One key difference in the API's is the use of fluent Commands over a flat Query interface.  The difference is analogous to storing all your files in a single flat directory or organising them into folders.  This allows Twig to add lots of functionality that does not clutter the API and also leaves room for new functionality to be added over time. Designing these commands, the main thought process was “"is this obvious for someone who does not already know the low-level API"?”.  To this end, method invocations read like sentences:

datastore.find().type(Hotel.class)
.withAncestor(chain)
.fetchResultsBy(50)
.continueFrom(myCursor)
.start From(100)
.addFilter(...)
.returnResultsNow(); //   returnKeysLater() performs a parallel query.

Some other frameworks seem to value having short names to reduce key strokes as more important.

All the other frameworks make you write data models specifically designed for and dependant on the datastore.  Working with low-level Keys makes code messy and less maintainable so right from the start Twig was designed to handle Keys completely transparently.  This leaves your data models free of any dependencies on the low-level interface.

Ignacio Coloma (SimpleDS)

I searched for alternatives before starting up SimpleDS and couldn't find any.

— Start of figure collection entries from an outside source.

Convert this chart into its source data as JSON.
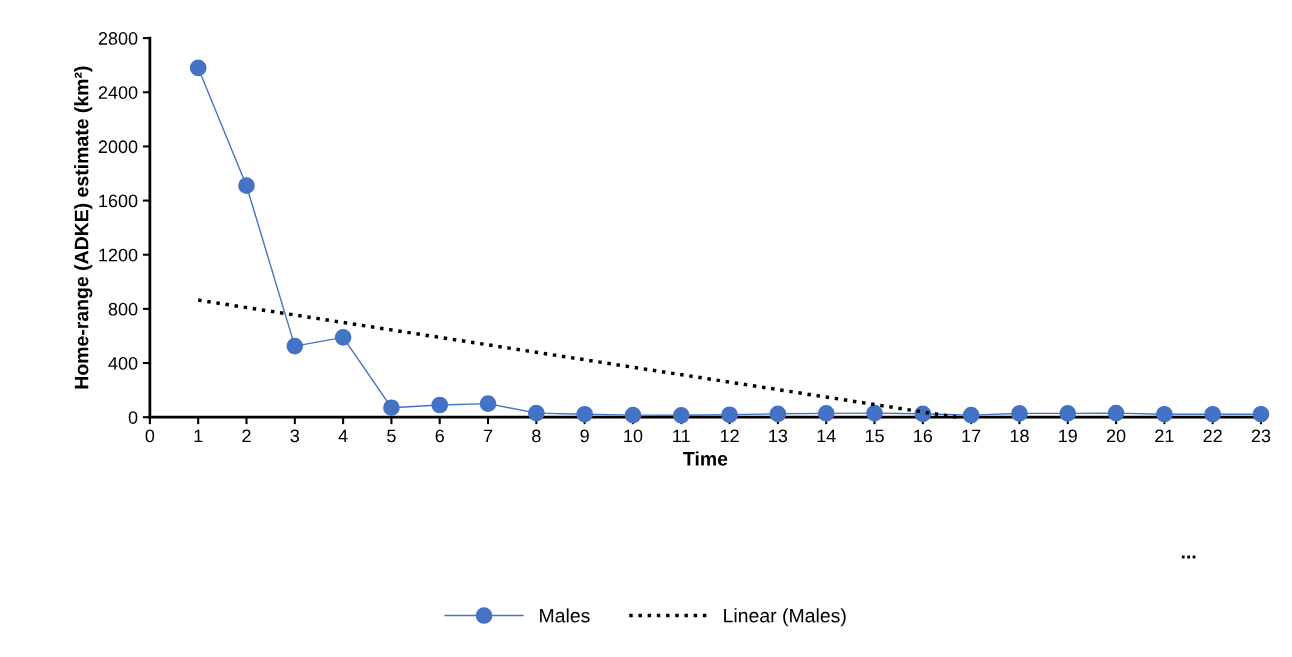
{
  "chart_data": {
    "type": "line",
    "xlabel": "Time",
    "ylabel": "Home-range (ADKE) estimate (km²)",
    "x": [
      1,
      2,
      3,
      4,
      5,
      6,
      7,
      8,
      9,
      10,
      11,
      12,
      13,
      14,
      15,
      16,
      17,
      18,
      19,
      20,
      21,
      22,
      23
    ],
    "series": [
      {
        "name": "Males",
        "color": "#4472c4",
        "marker": "circle",
        "line_style": "solid",
        "values": [
          2580,
          1710,
          525,
          590,
          70,
          90,
          100,
          30,
          22,
          15,
          14,
          18,
          25,
          28,
          30,
          25,
          15,
          28,
          28,
          30,
          22,
          22,
          22
        ]
      },
      {
        "name": "Linear (Males)",
        "color": "#000000",
        "marker": "none",
        "line_style": "dotted",
        "x": [
          1,
          16.7
        ],
        "values": [
          865,
          0
        ]
      }
    ],
    "xlim": [
      0,
      23
    ],
    "xticks": [
      0,
      1,
      2,
      3,
      4,
      5,
      6,
      7,
      8,
      9,
      10,
      11,
      12,
      13,
      14,
      15,
      16,
      17,
      18,
      19,
      20,
      21,
      22,
      23
    ],
    "ylim": [
      0,
      2800
    ],
    "yticks": [
      0,
      400,
      800,
      1200,
      1600,
      2000,
      2400,
      2800
    ],
    "grid": false,
    "legend": "bottom",
    "annotations": [
      "..."
    ]
  }
}
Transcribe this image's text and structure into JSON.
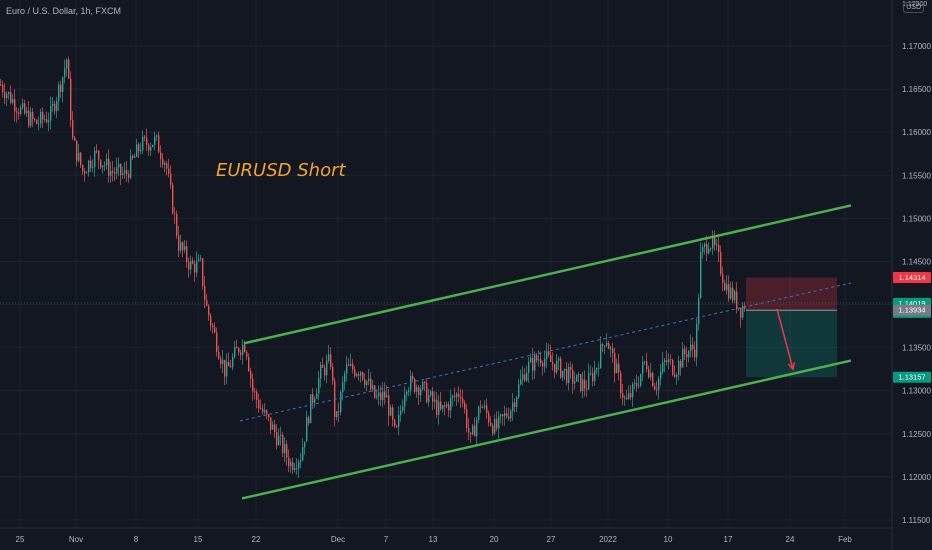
{
  "legend": {
    "symbol_label": "Euro / U.S. Dollar, 1h, FXCM"
  },
  "currency_badge": "USD",
  "price_top_cut": "1.17500",
  "annotation": "EURUSD Short",
  "colors": {
    "background": "#131722",
    "grid": "#1e222d",
    "up": "#26a69a",
    "down": "#ef5350",
    "channel": "#4caf50",
    "midline": "#3d6fc8",
    "annotation": "#f0a431",
    "stop_zone": "#f23645",
    "target_zone": "#089981",
    "arrow": "#f23645"
  },
  "chart_data": {
    "type": "candlestick",
    "symbol": "Euro / U.S. Dollar",
    "interval": "1h",
    "source": "FXCM",
    "ylim": [
      1.1135,
      1.1765
    ],
    "y_ticks": [
      1.115,
      1.12,
      1.125,
      1.13,
      1.135,
      1.14,
      1.145,
      1.15,
      1.155,
      1.16,
      1.165,
      1.17
    ],
    "y_tick_labels": [
      "1.11500",
      "1.12000",
      "1.12500",
      "1.13000",
      "1.13500",
      "1.14000",
      "1.14500",
      "1.15000",
      "1.15500",
      "1.16000",
      "1.16500",
      "1.17000"
    ],
    "x_tick_labels": [
      "25",
      "Nov",
      "8",
      "15",
      "22",
      "Dec",
      "7",
      "13",
      "20",
      "27",
      "2022",
      "10",
      "17",
      "24",
      "Feb"
    ],
    "price_path": [
      [
        0,
        1.1655
      ],
      [
        20,
        1.1625
      ],
      [
        35,
        1.161
      ],
      [
        50,
        1.162
      ],
      [
        62,
        1.1665
      ],
      [
        66,
        1.1685
      ],
      [
        72,
        1.159
      ],
      [
        82,
        1.1555
      ],
      [
        95,
        1.1575
      ],
      [
        110,
        1.1555
      ],
      [
        125,
        1.155
      ],
      [
        140,
        1.1585
      ],
      [
        155,
        1.159
      ],
      [
        165,
        1.1565
      ],
      [
        172,
        1.1515
      ],
      [
        178,
        1.147
      ],
      [
        190,
        1.1445
      ],
      [
        200,
        1.1445
      ],
      [
        205,
        1.14
      ],
      [
        215,
        1.136
      ],
      [
        225,
        1.132
      ],
      [
        238,
        1.135
      ],
      [
        245,
        1.1355
      ],
      [
        252,
        1.13
      ],
      [
        262,
        1.1275
      ],
      [
        275,
        1.125
      ],
      [
        290,
        1.1215
      ],
      [
        300,
        1.1225
      ],
      [
        310,
        1.1285
      ],
      [
        320,
        1.132
      ],
      [
        330,
        1.1335
      ],
      [
        335,
        1.126
      ],
      [
        345,
        1.1325
      ],
      [
        360,
        1.1325
      ],
      [
        375,
        1.129
      ],
      [
        385,
        1.1295
      ],
      [
        395,
        1.1245
      ],
      [
        405,
        1.131
      ],
      [
        420,
        1.1305
      ],
      [
        440,
        1.1275
      ],
      [
        460,
        1.13
      ],
      [
        470,
        1.124
      ],
      [
        480,
        1.1285
      ],
      [
        495,
        1.1255
      ],
      [
        510,
        1.128
      ],
      [
        525,
        1.1325
      ],
      [
        540,
        1.134
      ],
      [
        555,
        1.133
      ],
      [
        570,
        1.1315
      ],
      [
        585,
        1.1305
      ],
      [
        595,
        1.1325
      ],
      [
        605,
        1.1365
      ],
      [
        615,
        1.1325
      ],
      [
        625,
        1.1285
      ],
      [
        635,
        1.1305
      ],
      [
        645,
        1.1335
      ],
      [
        655,
        1.1305
      ],
      [
        665,
        1.1335
      ],
      [
        675,
        1.1325
      ],
      [
        685,
        1.1345
      ],
      [
        695,
        1.135
      ],
      [
        700,
        1.1455
      ],
      [
        708,
        1.1475
      ],
      [
        716,
        1.146
      ],
      [
        724,
        1.1425
      ],
      [
        732,
        1.141
      ],
      [
        740,
        1.1395
      ],
      [
        745,
        1.1402
      ]
    ],
    "channel_upper": [
      [
        244,
        1.1355
      ],
      [
        851,
        1.1515
      ]
    ],
    "channel_lower": [
      [
        242,
        1.1175
      ],
      [
        851,
        1.1335
      ]
    ],
    "channel_mid": [
      [
        240,
        1.1265
      ],
      [
        851,
        1.1425
      ]
    ],
    "short_position": {
      "entry": 1.13934,
      "stop": 1.14314,
      "target": 1.13157,
      "x_start": 746,
      "x_end": 837
    },
    "current_price": 1.14019,
    "price_labels": [
      {
        "value": 1.14314,
        "text": "1.14314",
        "bg": "#f23645"
      },
      {
        "value": 1.14019,
        "text": "1.14019",
        "sub": "35:21",
        "bg": "#089981"
      },
      {
        "value": 1.13934,
        "text": "1.13934",
        "bg": "#787b86"
      },
      {
        "value": 1.13157,
        "text": "1.13157",
        "bg": "#089981"
      }
    ],
    "trend_arrow": {
      "from": [
        777,
        1.1395
      ],
      "to": [
        793,
        1.1325
      ]
    }
  }
}
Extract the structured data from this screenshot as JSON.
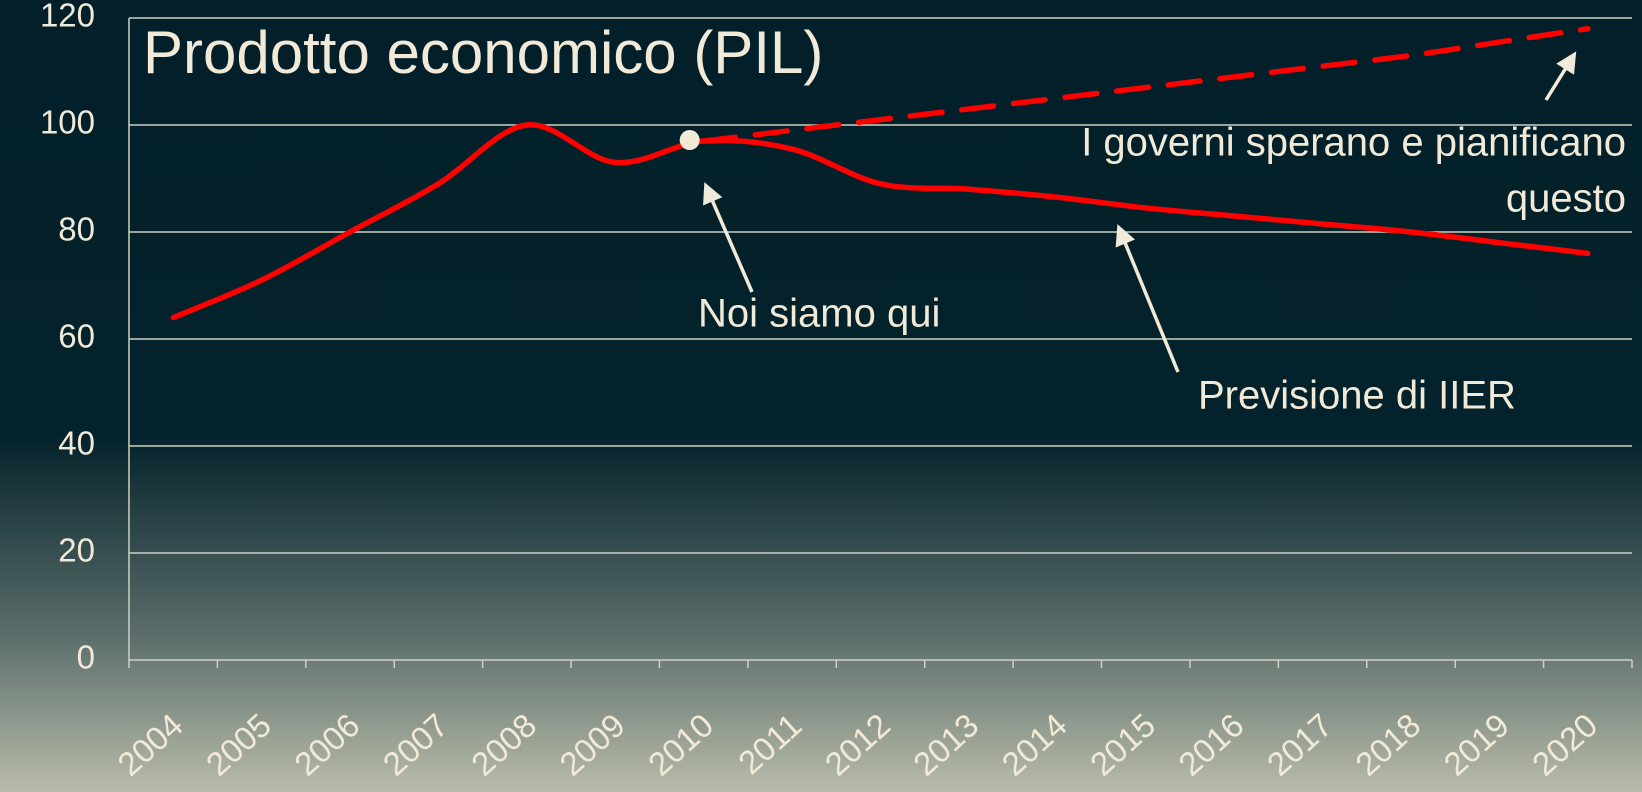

Anyway, I was looking for the simplest possible solution for GAE storage, not for a full JDO replacement.

My 2 cents

I had only worked with relational databases before I decided to try out AppEngine. I agree with all of the authors opinions here, but especially with John Patterson's comment about mindset. Not only did I go from standard relational SQL databases to BigTable, but also from standard PHP/HTML approach to Google Web Toolkit. Sometimes it feels like I would need behavioral therapy to;

  1. Stop thinking about my model relationships in relational/SQL terms.
  2. Stop thinking in terms of pages and page navigation when using GWT. There are no pages (well, one perhaps)! Embrace the dynamic world with GWT history!

I still love GWT + GAE though (well, besides the cold start time that is driving me a bit crazy). It's a great way for startups or hobby projects to get started without investing money in webservers, etc.